Layla's calculator

n = A = 11.

While i < 11 will make the loop runs 10 times (from 0 to 10).

(10*3) + 3 = 33;

answer = 0+3; i turns 1;

answer = 3+3; i turns 2;

answer = 6+3; i turns 3;

...

answer = 27+3 and i turns 9;

answer = 30+3 and i turns 10;

Here we have (i < n), or (10 < 11) == (true). Loop breaks.

So, answer returns 33 when n = 11.!

Hope it helps!

Here,the loop runs n times and the value of n is passed into the function .Every time the loop runs, the variable answer is incremented 3 times which shows that this loop basically gives the table of 3 Hence,if the function is returning 33 it means that the loop must run 11 times as 11*3=33 So, the value of n should be 11 so,answer is 11.

when n=11, while loop will be iterated 11 times (as i<n) to return 33. If condition is defined as(i<=n) then, for result 33 n should be 10.

It's looping problem:

if $n=11$

So, answer=answer+3 looping from n=0 until n=10.

Since answer (0)=0, this program is recursive until n=10.

So, 3+3+...+3=33, where A=11

This is called as iteration in programming. Here it will be iterated for 11 times starting from 0 to 10. for each iteration answer is added with 3 so 11 times which can be simplified as (11*3 = 33)

The counter adds $1$ and the function adds $3$ . This is done from $i = 0$ to $i = n - 1$ , that is: a total of $n$ times. Therefore, the program adds 3 a total of n times, i.e. finds $3 \cdot n$ . Since we have $3n = 33$ , the original argument must have been $\boxed {11}$ .

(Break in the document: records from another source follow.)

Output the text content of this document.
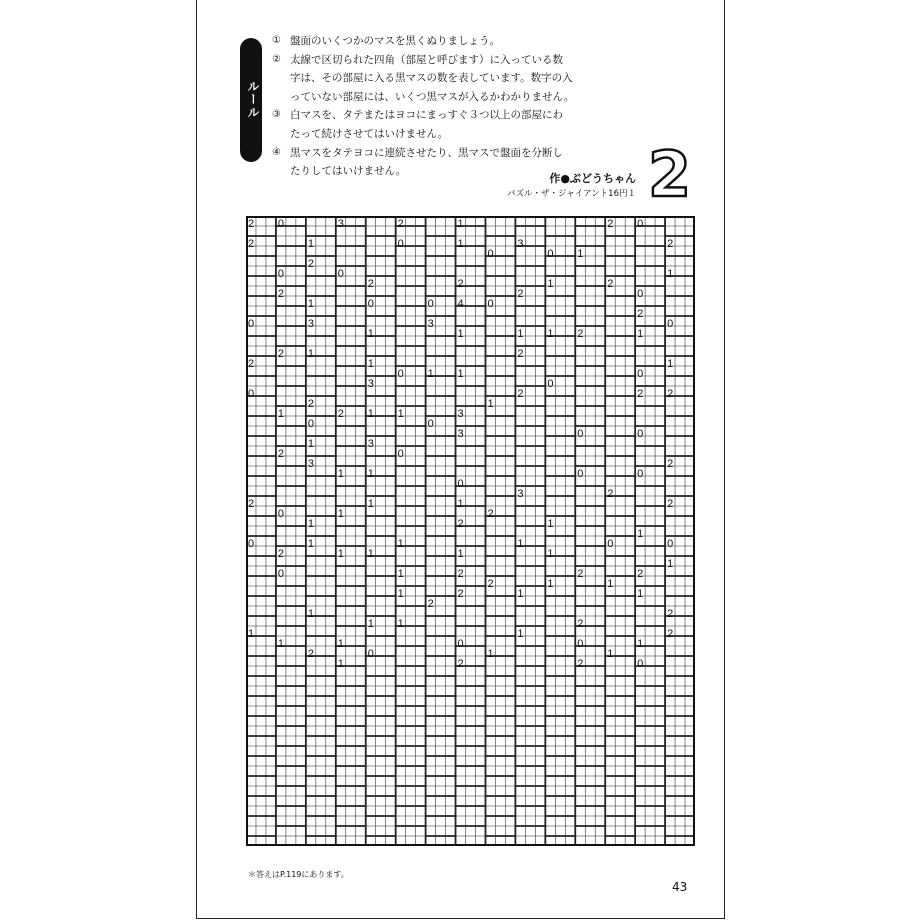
ルール
① 盤面のいくつかのマスを黒くぬりましょう。
② 太線で区切られた四角（部屋と呼びます）に入っている数
字は、その部屋に入る黒マスの数を表しています。数字の入
っていない部屋には、いくつ黒マスが入るかわかりません。
③ 白マスを、タテまたはヨコにまっすぐ３つ以上の部屋にわ
たって続けさせてはいけません。
④ 黒マスをタテヨコに連続させたり、黒マスで盤面を分断し
たりしてはいけません。
作●ぶどうちゃん
パズル・ザ・ジャイアント16円１ 2
2 0	3	2	1	2 0
2	1	0	1	3	2
0	0 1
2
0	0	1
2	2	1	2
2	2	0
1	0	0 4 0
2
0	3	3	0
1	1	1 1 2	1
2 1	2
2	1	1
0 1 1	0
3	0
0	2	2 2
2	1
1	2 1 1	3
0	0
3	0	0
1	3
2	0
3	2
1 1	0	0
0
3	2
2	1	1	2
0	1	2
1	2	1
1
0	1	1	1	0	0
2	1 1	1	1
1
0	1	2	2	2
2	1	1
1	2	1	1
2
1	2
1 1	2
1	1	2
1	1	0	0	1
2	0	1	1
1	2	2	0
＊答えはP.119にあります。
43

Nice problems, you can solve with some modification of the code like this:

# Layla's calculator - in Python

def calculate n times_3(n):

i = 0

answer = 0

while (i < n):

    answer = answer + 3

    i = i + 1

return answer

now you can call to get A :

for j in range(0,20):

if calculate_n_times_3(j) == 33:

    print(j)

Using loop, from 0 to 20 (you can edit that, but, I can get answer just stopped at 11). So, the answer about number A is 11 .